I need to build a data loader which iterates through the loader until a certain sample size is met. For example, if my loader looks like below.
import torch
from torch.utils.data import DataLoader, Dataset
class CustomLoader(Dataset):
def __init__(self) -> None:
super().__init__()
self.all_files = torch.randn((250))
def __len__(self):
return len(self.all_files)
def __getitem__(self, idx):
rnd = self.all_files[idx]
x = torch.randn((21, 20, 4)) * rnd
target = idx
return x, target
if __name__ == "__main__":
dataset = CustomLoader()
loader = DataLoader(dataset, batch_size=8, shuffle=True)
for b, (x, target) in enumerate(loader, 0):
bat, peopl, tim, feat = x.size() # 8 * 21 * 20 * 4
# Flatten x dimension
x = x.view(bat * peopl, tim, feat) # 168 * 20 * 4
# Some Condition. Output size varies
rand_el = torch.randint(0, 22, size=(1,)).item()
x = x[:rand_el]
print(x.size()) # 13 * 20 * 4
My x
is of dim 8 X 21 X 20 X 4
, where 8
is my batch size.
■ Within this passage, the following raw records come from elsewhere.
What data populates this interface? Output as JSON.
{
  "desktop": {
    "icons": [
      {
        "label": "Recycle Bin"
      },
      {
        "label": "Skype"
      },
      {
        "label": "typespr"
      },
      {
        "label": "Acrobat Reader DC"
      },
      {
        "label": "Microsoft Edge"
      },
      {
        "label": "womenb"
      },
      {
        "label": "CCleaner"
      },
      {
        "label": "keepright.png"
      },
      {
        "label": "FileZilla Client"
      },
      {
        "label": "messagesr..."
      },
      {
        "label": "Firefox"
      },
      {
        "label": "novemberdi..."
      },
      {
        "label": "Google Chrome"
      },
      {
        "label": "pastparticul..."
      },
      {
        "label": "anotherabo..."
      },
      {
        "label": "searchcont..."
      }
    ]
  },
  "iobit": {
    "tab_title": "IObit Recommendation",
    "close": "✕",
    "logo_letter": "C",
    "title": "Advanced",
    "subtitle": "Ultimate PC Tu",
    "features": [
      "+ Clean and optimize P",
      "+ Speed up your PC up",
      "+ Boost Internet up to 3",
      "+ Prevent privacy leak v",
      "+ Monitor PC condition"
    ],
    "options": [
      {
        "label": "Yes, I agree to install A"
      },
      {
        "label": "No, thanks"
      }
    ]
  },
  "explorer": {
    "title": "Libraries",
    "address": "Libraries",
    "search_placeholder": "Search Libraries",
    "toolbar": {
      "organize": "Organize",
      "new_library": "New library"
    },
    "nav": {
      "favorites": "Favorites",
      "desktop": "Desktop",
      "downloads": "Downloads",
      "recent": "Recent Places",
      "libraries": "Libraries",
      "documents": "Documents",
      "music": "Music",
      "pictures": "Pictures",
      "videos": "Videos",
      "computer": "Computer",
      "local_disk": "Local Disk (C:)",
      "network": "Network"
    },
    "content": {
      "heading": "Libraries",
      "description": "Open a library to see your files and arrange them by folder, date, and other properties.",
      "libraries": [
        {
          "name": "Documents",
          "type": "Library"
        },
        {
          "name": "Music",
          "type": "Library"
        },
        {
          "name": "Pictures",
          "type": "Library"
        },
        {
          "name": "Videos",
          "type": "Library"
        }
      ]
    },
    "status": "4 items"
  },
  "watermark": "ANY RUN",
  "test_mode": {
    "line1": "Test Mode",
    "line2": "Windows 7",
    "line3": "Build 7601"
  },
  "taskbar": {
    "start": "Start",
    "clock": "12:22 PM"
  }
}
Once I have the data, I combine the batch
and 21
dimension which then becomes 168 X 20 X 4
. I apply some condition and filter out the data. So my final dimensions can then be 13 X 20 X 4
. I need to iterate through next batch until my data is append to 32
batch size.
What is the best way to go about this problem. Applying this filter in dataset class itself outputs variable length input which cannot collate my data effectively. A custom collate function does not allow me to iterate through next batch as far as I know. Please advise.